Russian President Dmitry Medvedev warned on Tuesday against attempts to impose Western values on the Arab world, praising US President Barack Obama’s recent efforts to reach out to the Muslims.
“There is something to learn from the Arab world,” Medvedev said in an adress at the headquarters of the Arab League in Cairo.
“And therefore mentorship, or democraticising, or all the more so direct involvement from the outside is asolutely unacceptable, in our opinion,” he said in remarks seen as thinly veiled criticism of the previous US administration.
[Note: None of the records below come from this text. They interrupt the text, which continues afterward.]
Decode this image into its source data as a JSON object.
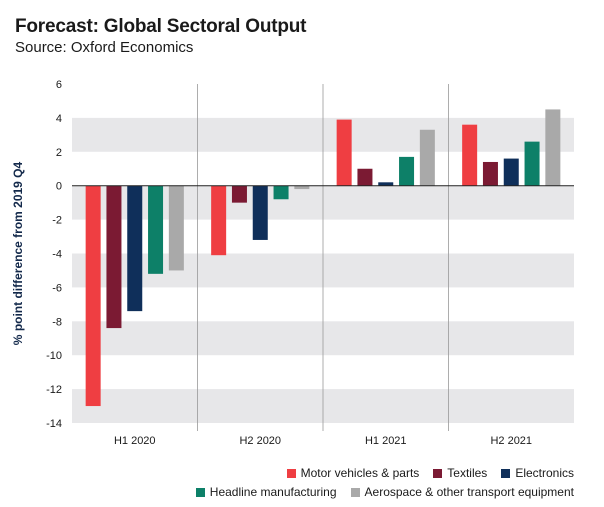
{
  "chart_data": {
    "type": "bar",
    "title": "Forecast: Global Sectoral Output",
    "subtitle": "Source: Oxford Economics",
    "ylabel": "% point difference from 2019 Q4",
    "xlabel": "",
    "ylim": [
      -14,
      6
    ],
    "yticks": [
      "6",
      "4",
      "2",
      "0",
      "-2",
      "-4",
      "-6",
      "-8",
      "-10",
      "-12",
      "-14"
    ],
    "ytick_values": [
      6,
      4,
      2,
      0,
      -2,
      -4,
      -6,
      -8,
      -10,
      -12,
      -14
    ],
    "categories": [
      "H1 2020",
      "H2 2020",
      "H1 2021",
      "H2 2021"
    ],
    "series": [
      {
        "name": "Motor vehicles & parts",
        "color": "#ef3e42",
        "values": [
          -13.0,
          -4.1,
          3.9,
          3.6
        ]
      },
      {
        "name": "Textiles",
        "color": "#7b1a33",
        "values": [
          -8.4,
          -1.0,
          1.0,
          1.4
        ]
      },
      {
        "name": "Electronics",
        "color": "#0f2f5a",
        "values": [
          -7.4,
          -3.2,
          0.2,
          1.6
        ]
      },
      {
        "name": "Headline manufacturing",
        "color": "#0d8068",
        "values": [
          -5.2,
          -0.8,
          1.7,
          2.6
        ]
      },
      {
        "name": "Aerospace & other transport equipment",
        "color": "#a9a9a9",
        "values": [
          -5.0,
          -0.2,
          3.3,
          4.5
        ]
      }
    ],
    "grid": "alternating horizontal bands",
    "legend_position": "bottom-right"
  },
  "legend": {
    "row1": [
      0,
      1,
      2
    ],
    "row2": [
      3,
      4
    ]
  }
}
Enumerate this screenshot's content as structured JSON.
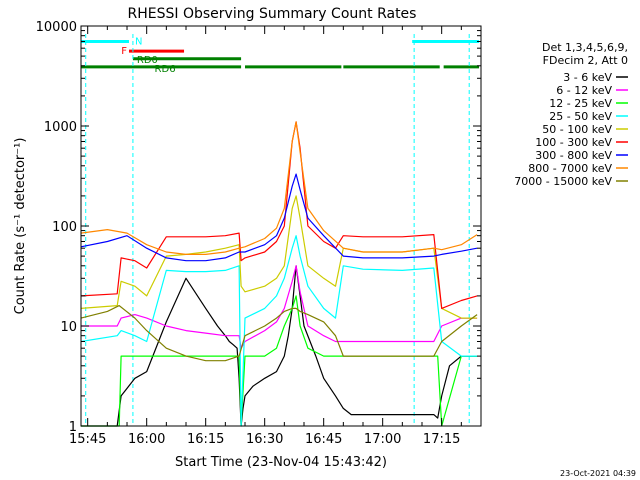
{
  "chart_data": {
    "type": "line",
    "title": "RHESSI Observing Summary Count Rates",
    "xlabel": "Start Time (23-Nov-04 15:43:42)",
    "ylabel": "Count Rate (s⁻¹ detector⁻¹)",
    "y_scale": "log",
    "ylim": [
      1,
      10000
    ],
    "xlim_minutes_after_1545": [
      -1.7,
      100
    ],
    "x_ticks": [
      "15:45",
      "16:00",
      "16:15",
      "16:30",
      "16:45",
      "17:00",
      "17:15"
    ],
    "x_tick_minutes": [
      0,
      15,
      30,
      45,
      60,
      75,
      90
    ],
    "y_ticks": [
      "1",
      "10",
      "100",
      "1000",
      "10000"
    ],
    "y_tick_values": [
      1,
      10,
      100,
      1000,
      10000
    ],
    "legend_header": [
      "Det 1,3,4,5,6,9,",
      "FDecim 2, Att 0"
    ],
    "legend_placement": "right",
    "timestamp": "23-Oct-2021 04:39",
    "flags": [
      {
        "label": "N",
        "color": "#00ffff",
        "level": 7000,
        "segments": [
          [
            -1.7,
            10.5
          ],
          [
            82.5,
            99.5
          ]
        ]
      },
      {
        "label": "F",
        "color": "#ff0000",
        "level": 5600,
        "segments": [
          [
            10.5,
            24.5
          ]
        ]
      },
      {
        "label": "RD0",
        "color": "#008000",
        "level": 4700,
        "segments": [
          [
            11.5,
            39
          ]
        ]
      },
      {
        "label": "RD6",
        "color": "#008000",
        "level": 3900,
        "segments": [
          [
            -1.7,
            39
          ],
          [
            40,
            64.5
          ],
          [
            65,
            89.5
          ],
          [
            90.5,
            99.5
          ]
        ]
      }
    ],
    "night_markers_minutes": [
      -0.5,
      11.5,
      83,
      97
    ],
    "series": [
      {
        "name": "3 - 6 keV",
        "color": "#000000",
        "x": [
          -1.7,
          7.5,
          8.5,
          12,
          15,
          20,
          25,
          30,
          33,
          35,
          36,
          37,
          38,
          38.5,
          39,
          39.5,
          40,
          42,
          45,
          48,
          50,
          51,
          52,
          52.5,
          53,
          54,
          55,
          58,
          60,
          63,
          65,
          67,
          70,
          75,
          80,
          85,
          88,
          89,
          90,
          92,
          95,
          97,
          99
        ],
        "y": [
          1,
          1,
          2,
          3,
          3.5,
          11,
          30,
          15,
          10,
          8,
          7,
          6.5,
          6,
          3,
          1,
          1.5,
          2,
          2.5,
          3,
          3.5,
          5,
          8,
          15,
          25,
          40,
          20,
          10,
          5,
          3,
          2,
          1.5,
          1.3,
          1.3,
          1.3,
          1.3,
          1.3,
          1.3,
          1.2,
          2,
          4,
          5,
          5,
          5
        ]
      },
      {
        "name": "6 - 12 keV",
        "color": "#ff00ff",
        "x": [
          -1.7,
          7.5,
          8.5,
          12,
          15,
          20,
          25,
          30,
          35,
          38.5,
          39,
          40,
          45,
          48,
          50,
          52,
          53,
          54,
          56,
          60,
          63,
          65,
          70,
          80,
          88,
          90,
          95,
          99
        ],
        "y": [
          10,
          10,
          12,
          13,
          12,
          10,
          9,
          8.5,
          8,
          8,
          6,
          7,
          9,
          11,
          15,
          28,
          40,
          22,
          10,
          8,
          7,
          7,
          7,
          7,
          7,
          10,
          12,
          12
        ]
      },
      {
        "name": "12 - 25 keV",
        "color": "#00ff00",
        "x": [
          -1.7,
          7.5,
          8,
          8.5,
          12,
          15,
          20,
          25,
          30,
          35,
          38.5,
          39,
          40,
          45,
          48,
          50,
          52,
          53,
          54,
          56,
          60,
          63,
          65,
          70,
          80,
          88,
          89,
          90,
          95,
          99
        ],
        "y": [
          1,
          1,
          1,
          5,
          5,
          5,
          5,
          5,
          5,
          5,
          5,
          1,
          5,
          5,
          6,
          10,
          15,
          20,
          10,
          6,
          5,
          5,
          5,
          5,
          5,
          5,
          5,
          1,
          5,
          5
        ]
      },
      {
        "name": "25 - 50 keV",
        "color": "#00ffff",
        "x": [
          -1.7,
          7.5,
          8.5,
          12,
          15,
          20,
          25,
          30,
          35,
          38.5,
          39,
          40,
          45,
          48,
          50,
          52,
          53,
          54,
          56,
          60,
          63,
          65,
          70,
          80,
          88,
          90,
          95,
          99
        ],
        "y": [
          7,
          8,
          9,
          8,
          7,
          36,
          35,
          35,
          36,
          40,
          1,
          12,
          15,
          20,
          30,
          60,
          80,
          50,
          25,
          15,
          12,
          40,
          37,
          36,
          38,
          7,
          5,
          5
        ]
      },
      {
        "name": "50 - 100 keV",
        "color": "#cccc00",
        "x": [
          -1.7,
          7.5,
          8.5,
          12,
          15,
          20,
          25,
          30,
          35,
          38.5,
          39,
          40,
          45,
          48,
          50,
          52,
          53,
          54,
          56,
          60,
          63,
          65,
          70,
          80,
          88,
          90,
          95,
          99
        ],
        "y": [
          15,
          16,
          28,
          25,
          20,
          50,
          52,
          55,
          60,
          65,
          25,
          22,
          25,
          30,
          40,
          150,
          200,
          120,
          40,
          30,
          25,
          60,
          55,
          55,
          60,
          15,
          12,
          12
        ]
      },
      {
        "name": "100 - 300 keV",
        "color": "#ff0000",
        "x": [
          -1.7,
          7.5,
          8.5,
          12,
          15,
          20,
          25,
          30,
          35,
          38.5,
          39,
          40,
          45,
          48,
          50,
          52,
          53,
          54,
          56,
          60,
          63,
          65,
          70,
          80,
          88,
          90,
          95,
          99
        ],
        "y": [
          20,
          21,
          48,
          45,
          38,
          78,
          78,
          78,
          80,
          85,
          45,
          48,
          55,
          70,
          100,
          700,
          1100,
          600,
          100,
          70,
          60,
          80,
          78,
          78,
          82,
          15,
          18,
          20
        ]
      },
      {
        "name": "300 - 800 keV",
        "color": "#0000ff",
        "x": [
          -1.7,
          5,
          10,
          15,
          20,
          25,
          30,
          35,
          38.5,
          40,
          45,
          48,
          50,
          52,
          53,
          54,
          56,
          60,
          65,
          70,
          80,
          88,
          90,
          95,
          99
        ],
        "y": [
          62,
          70,
          80,
          60,
          48,
          45,
          45,
          48,
          55,
          55,
          65,
          80,
          120,
          250,
          330,
          230,
          120,
          80,
          50,
          48,
          48,
          50,
          52,
          56,
          60
        ]
      },
      {
        "name": "800 - 7000 keV",
        "color": "#ff8800",
        "x": [
          -1.7,
          5,
          10,
          15,
          20,
          25,
          30,
          35,
          38.5,
          40,
          45,
          48,
          50,
          52,
          53,
          54,
          56,
          60,
          65,
          70,
          80,
          88,
          90,
          95,
          99
        ],
        "y": [
          85,
          92,
          85,
          65,
          55,
          52,
          52,
          55,
          60,
          62,
          75,
          95,
          150,
          700,
          1100,
          550,
          150,
          90,
          60,
          55,
          55,
          60,
          58,
          65,
          82
        ]
      },
      {
        "name": "7000 - 15000 keV",
        "color": "#808000",
        "x": [
          -1.7,
          5,
          8,
          12,
          15,
          20,
          25,
          30,
          35,
          38.5,
          40,
          45,
          48,
          50,
          52,
          53,
          54,
          56,
          60,
          63,
          65,
          70,
          80,
          85,
          88,
          90,
          95,
          99
        ],
        "y": [
          12,
          14,
          16,
          12,
          9,
          6,
          5,
          4.5,
          4.5,
          5,
          8,
          10,
          12,
          14,
          15,
          15,
          14,
          13,
          11,
          8,
          5,
          5,
          5,
          5,
          5,
          7,
          10,
          13
        ]
      }
    ]
  }
}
“And understanding of this is growing in the world,” Medvedev said, adding that Obama’s speech in Cairo earlier this month provided evidence to that.
I’m so happy our president is making the Russians happy. Why, Hugo Chavez is about to jump on the Obama bandwagon after his stance on Honduras, and the Arab kings and dictators are already pretty happy with Obama’s submissive speech in Cairo. All that’s left is for Obama to somehow figure out a way to appease North Korea, Iran, and Syria and he’ll have all those dictator ducks in a row, thus showing the conservatives of the world that they were wrong to think that you can’t work with people who don’t believe in basic human freedoms.
As for the Russian respect for the Muslim world, well, see “Chechen, wars of” for the rank hypocrisy of Medvedev’s statements. Then read this fact:
Medvedev also said Russia was an “inalienable part” of the Muslim world and was keen to cooperate with the Arab countries in the future.
Earlier Tuesday, he signed a 10-year strategic cooperation pact with Mubarak, with both nations saying there were committed to the “building of a new multipolar world order, which will be more democratic, fair and safe for all countries.”
No, that’s not it. This is.
With trade of 4.1 billion dollars last year, Egypt is Russia’s largest commercial partner in Africa.
Russia has also expressed interest in a 1.5 billion-1.8 billion-dollar tender to construct Egypt’s first atomic power station, which would resume the country’s nuclear programme after a 20-year freeze.
That Cairo speech just keeps on giving dividends. To everyone but Israel, of course.